Diabetic nephropathy (DN) is the leading cause of end-stage kidney disease. TGF-β1/Smad3 signalling plays a major pathological role in DN; however, the contribution of Smad4 has not been examined. Smad4 depletion in the kidney using anti-Smad4 locked nucleic acid halted progressive podocyte damage and glomerulosclerosis in mouse type 2 DN, suggesting a pathogenic role of Smad4 in podocytes. Smad4 is upregulated in human and mouse podocytes during DN. Conditional Smad4 deletion in podocytes protects mice from type 2 DN, independent of obesity. Mechanistically, hyperglycaemia induces Smad4 localization to mitochondria in podocytes, resulting in reduced glycolysis and oxidative phosphorylation and increased production of reactive oxygen species.
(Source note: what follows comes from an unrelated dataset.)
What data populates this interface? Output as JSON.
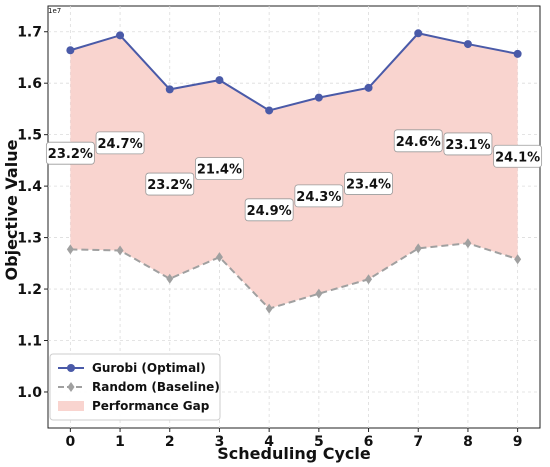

This operates, in part, via direct binding of Smad4 to the glycolytic enzyme PKM2 and reducing the active tetrameric form of PKM2. In addition, Smad4 interacts with ATPIF1, causing a reduction in ATPIF1 degradation. In conclusion, we have discovered a mitochondrial mechanism by which Smad4 causes diabetic podocyte injury.

中文翻译：

---

Smad4通过调节糖酵解和OXPHOS促进糖尿病性肾病。

糖尿病肾病（DN）是终末期肾脏疾病的主要原因。TGF-β1/ Smad3信号在DN中起主要病理作用。但是，尚未研究Smad4的贡献。使用抗Smad4锁定核酸的肾脏Smad4耗竭阻止了2型DN小鼠的进行性足细胞损伤和肾小球硬化，提示Smad4在足细胞中具有致病作用。在DN期间，Smad4在人和小鼠足细胞中上调。足细胞中有条件的Smad4缺失保护小鼠免受2型DN的影响，而与肥胖无关。从机制上讲，高血糖症会导致Smad4定位于足细胞中的线粒体，从而导致糖酵解和氧化磷酸化降低，以及活性氧的产生增加。这部分地起作用 通过将Smad4直接与糖酵解酶PKM2结合并还原PKM2的活性四聚体形式。此外，Smad4与ATPIF1相互作用，导致ATPIF1降解的减少。总之，我们发现了Smad4引起糖尿病足细胞损伤的线粒体机制。